Secondly, in two-channel, “purist” scenarios, there’s no such thing as a wide sweet spot that expands much at all off center for critical listeners. If it doesn’t sound much different to you when you move your head a foot or two to the left or right from center, you either aren’t sensitive to or paying attention to directional information for one reason or another, or your system/room combination may be mucking it up so badly that worse isn’t really much worse in a relative context. If the “image stayed solidly in the center even when I moved off-center” in a two-channel listening context, there was never a solid, genuine image to begin with.

Third, assuming you achieve time-alignment, while the use of a center channel may stabilize the front sonic soundstage, allowing a presentation more forgiving of listeners off center, there is only one ideal location in a multi-channel playback scenario, as there can be only one location, by simple geometry, which is equidistant (or equivalent factoring in DSP correction) from the left, center, and right channels. In two-channel playback, you’ve got whatever space you can fit equidistant from the left and right speakers that still satisfies the 40-60 degree spread that two-channel reproduction requires. In either scenario, if you had it right to begin with, moving away from that small listening area collapses the spread towards the closest loudspeaker, and flattens the perception of any depth captured or generated in the recording.

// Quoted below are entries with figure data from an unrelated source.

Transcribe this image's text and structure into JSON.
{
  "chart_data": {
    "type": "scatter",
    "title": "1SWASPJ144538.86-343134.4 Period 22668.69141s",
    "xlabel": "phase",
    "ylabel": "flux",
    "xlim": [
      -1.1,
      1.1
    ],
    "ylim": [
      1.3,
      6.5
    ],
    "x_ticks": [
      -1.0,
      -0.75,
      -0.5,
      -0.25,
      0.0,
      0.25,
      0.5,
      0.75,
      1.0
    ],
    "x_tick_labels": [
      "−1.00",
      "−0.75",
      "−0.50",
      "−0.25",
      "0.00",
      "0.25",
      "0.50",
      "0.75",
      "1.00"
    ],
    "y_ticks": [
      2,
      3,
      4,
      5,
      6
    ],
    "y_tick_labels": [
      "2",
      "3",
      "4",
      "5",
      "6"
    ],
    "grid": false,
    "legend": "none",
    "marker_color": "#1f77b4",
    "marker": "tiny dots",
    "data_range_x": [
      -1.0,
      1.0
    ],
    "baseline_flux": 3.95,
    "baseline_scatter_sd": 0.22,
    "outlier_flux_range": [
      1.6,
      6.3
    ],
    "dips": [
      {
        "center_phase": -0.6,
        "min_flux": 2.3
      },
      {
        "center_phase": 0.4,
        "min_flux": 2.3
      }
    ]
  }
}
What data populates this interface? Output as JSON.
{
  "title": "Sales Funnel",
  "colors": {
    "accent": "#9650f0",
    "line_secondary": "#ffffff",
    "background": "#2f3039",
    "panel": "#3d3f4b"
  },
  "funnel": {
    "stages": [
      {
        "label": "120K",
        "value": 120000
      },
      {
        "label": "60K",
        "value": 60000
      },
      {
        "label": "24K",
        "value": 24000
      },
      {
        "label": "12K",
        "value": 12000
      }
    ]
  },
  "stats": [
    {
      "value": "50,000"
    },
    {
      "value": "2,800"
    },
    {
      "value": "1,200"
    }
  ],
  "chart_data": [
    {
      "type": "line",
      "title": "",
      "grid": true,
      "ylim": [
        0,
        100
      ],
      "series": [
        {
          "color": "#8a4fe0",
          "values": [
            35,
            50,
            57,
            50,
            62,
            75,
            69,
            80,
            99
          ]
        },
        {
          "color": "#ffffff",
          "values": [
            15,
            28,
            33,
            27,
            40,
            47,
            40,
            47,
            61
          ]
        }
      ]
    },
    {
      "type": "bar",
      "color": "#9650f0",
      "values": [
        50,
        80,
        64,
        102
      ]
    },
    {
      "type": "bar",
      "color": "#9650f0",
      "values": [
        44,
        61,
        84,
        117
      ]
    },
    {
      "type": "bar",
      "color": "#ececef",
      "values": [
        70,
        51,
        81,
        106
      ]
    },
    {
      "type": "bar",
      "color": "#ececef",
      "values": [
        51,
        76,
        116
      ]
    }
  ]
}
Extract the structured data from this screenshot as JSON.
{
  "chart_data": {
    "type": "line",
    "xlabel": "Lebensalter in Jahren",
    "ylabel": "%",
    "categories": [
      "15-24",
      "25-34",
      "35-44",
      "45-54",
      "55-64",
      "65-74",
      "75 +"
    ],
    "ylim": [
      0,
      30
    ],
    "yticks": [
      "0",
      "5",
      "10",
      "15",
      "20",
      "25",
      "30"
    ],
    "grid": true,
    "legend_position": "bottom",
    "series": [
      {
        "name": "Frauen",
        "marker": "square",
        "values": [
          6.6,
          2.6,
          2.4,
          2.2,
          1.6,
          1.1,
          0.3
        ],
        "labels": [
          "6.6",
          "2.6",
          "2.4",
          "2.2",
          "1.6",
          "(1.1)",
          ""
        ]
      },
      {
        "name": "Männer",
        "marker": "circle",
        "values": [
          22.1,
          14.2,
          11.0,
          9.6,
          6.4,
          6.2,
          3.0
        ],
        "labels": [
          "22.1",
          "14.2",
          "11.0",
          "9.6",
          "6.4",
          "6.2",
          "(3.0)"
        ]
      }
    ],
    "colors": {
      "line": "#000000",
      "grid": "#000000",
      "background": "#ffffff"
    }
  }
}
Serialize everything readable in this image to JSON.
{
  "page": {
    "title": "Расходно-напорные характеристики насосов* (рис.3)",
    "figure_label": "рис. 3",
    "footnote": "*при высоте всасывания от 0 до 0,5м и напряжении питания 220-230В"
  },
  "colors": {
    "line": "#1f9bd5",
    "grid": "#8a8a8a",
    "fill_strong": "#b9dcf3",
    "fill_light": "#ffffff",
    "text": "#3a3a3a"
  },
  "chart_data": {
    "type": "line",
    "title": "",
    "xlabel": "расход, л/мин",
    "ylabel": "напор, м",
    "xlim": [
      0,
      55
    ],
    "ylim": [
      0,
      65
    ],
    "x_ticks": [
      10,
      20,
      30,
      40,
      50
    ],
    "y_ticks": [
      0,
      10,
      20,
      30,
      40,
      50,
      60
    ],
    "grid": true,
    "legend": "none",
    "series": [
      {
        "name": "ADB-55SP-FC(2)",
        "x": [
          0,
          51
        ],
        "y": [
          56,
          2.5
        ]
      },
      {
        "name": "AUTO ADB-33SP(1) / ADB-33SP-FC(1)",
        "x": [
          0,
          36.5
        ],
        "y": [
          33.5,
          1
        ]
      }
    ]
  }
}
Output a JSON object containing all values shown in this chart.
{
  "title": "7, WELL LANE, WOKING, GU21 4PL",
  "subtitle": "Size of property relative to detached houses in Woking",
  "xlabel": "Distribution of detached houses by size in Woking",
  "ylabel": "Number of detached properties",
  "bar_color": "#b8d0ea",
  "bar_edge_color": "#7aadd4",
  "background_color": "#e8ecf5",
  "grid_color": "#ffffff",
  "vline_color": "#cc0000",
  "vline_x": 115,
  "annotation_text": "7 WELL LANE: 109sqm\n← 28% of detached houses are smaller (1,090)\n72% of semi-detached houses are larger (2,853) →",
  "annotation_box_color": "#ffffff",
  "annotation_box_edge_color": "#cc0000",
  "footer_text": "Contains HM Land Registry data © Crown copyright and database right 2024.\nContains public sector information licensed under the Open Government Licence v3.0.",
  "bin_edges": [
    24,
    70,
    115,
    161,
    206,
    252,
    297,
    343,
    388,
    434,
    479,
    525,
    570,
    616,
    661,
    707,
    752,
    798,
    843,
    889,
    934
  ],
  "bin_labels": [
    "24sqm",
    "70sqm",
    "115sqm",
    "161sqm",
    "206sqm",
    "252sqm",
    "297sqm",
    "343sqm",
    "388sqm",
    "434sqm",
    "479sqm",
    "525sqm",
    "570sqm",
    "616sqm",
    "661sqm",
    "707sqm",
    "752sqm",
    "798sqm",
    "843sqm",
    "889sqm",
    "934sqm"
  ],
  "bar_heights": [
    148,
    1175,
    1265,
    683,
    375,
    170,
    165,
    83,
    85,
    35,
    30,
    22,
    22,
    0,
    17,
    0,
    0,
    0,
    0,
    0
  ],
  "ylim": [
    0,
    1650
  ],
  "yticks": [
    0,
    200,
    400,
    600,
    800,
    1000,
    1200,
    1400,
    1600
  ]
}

Fourth, simple balance controls don’t work as anything other than a poor band-aid as a last resort. If you’re closer to one speaker than another, the balance control simply compensates for amplitude, not time differences, and may very well lead to over compensating amplitude in an attempt to make up for time differences, messing up your listening experience twice. If you’ve got DSP available for a simple linear delay, use it. If not, sit in the right spot.

Fifth, while “Pan Pots” are alright in the context of most studio recordings which try to capture sounds in a single channel with as close to no acoustical environment as possible (a sound-proof booth) and then mix the sounds with pans amidst a variety of processing, and then filled out with artificial reverberation (usually) to compensate for the lack of ambient information, anybody who’s compared even the best, very well done studio recording to a decent recording of a performance captured real-time, without mixing, through a handful of microphones, can tell you that there’s no comparison in terms of imitating reality. Hey, I like to listen to a lot of recordings manufactured exclusively in a recording studio too, even to instruments that have no acoustic event, modified electronically to sound hopefully “clean, tight” and however else the recording engineer can creatively enhance the work for my pleasure, but such things aren’t real, and interestingly enough, the more accurate the monitoring system, the easier it is to hear the recording itself, in addition to the musical event.

Studio mixes can still sound really good, but making them sound realistic is actually much more difficult because the techniques habitually reject real ambient information for the sake of providing a controlled environment for the mix, where ambient information can be added by machine. A good idea? Considering the levels of compression, and plain poor taste in mixing that abounds with the majority of popular recordings, it’s not at the top of my recording engineer complaint list. Outlawing the use of the NS-10 near-field monitor (and replacing it with the much better NS-1000) for anything beyond a reference for how a mix sounds on a lousy speaker would be a good start. Imagine how much better recordings would be if all the engineers could hear what they’re making.

Conclusions

Bottom line: Be careful with using the time delay features for the various channels on your receiver, and with where you plop down your speakers.

Just thought I’d mention it.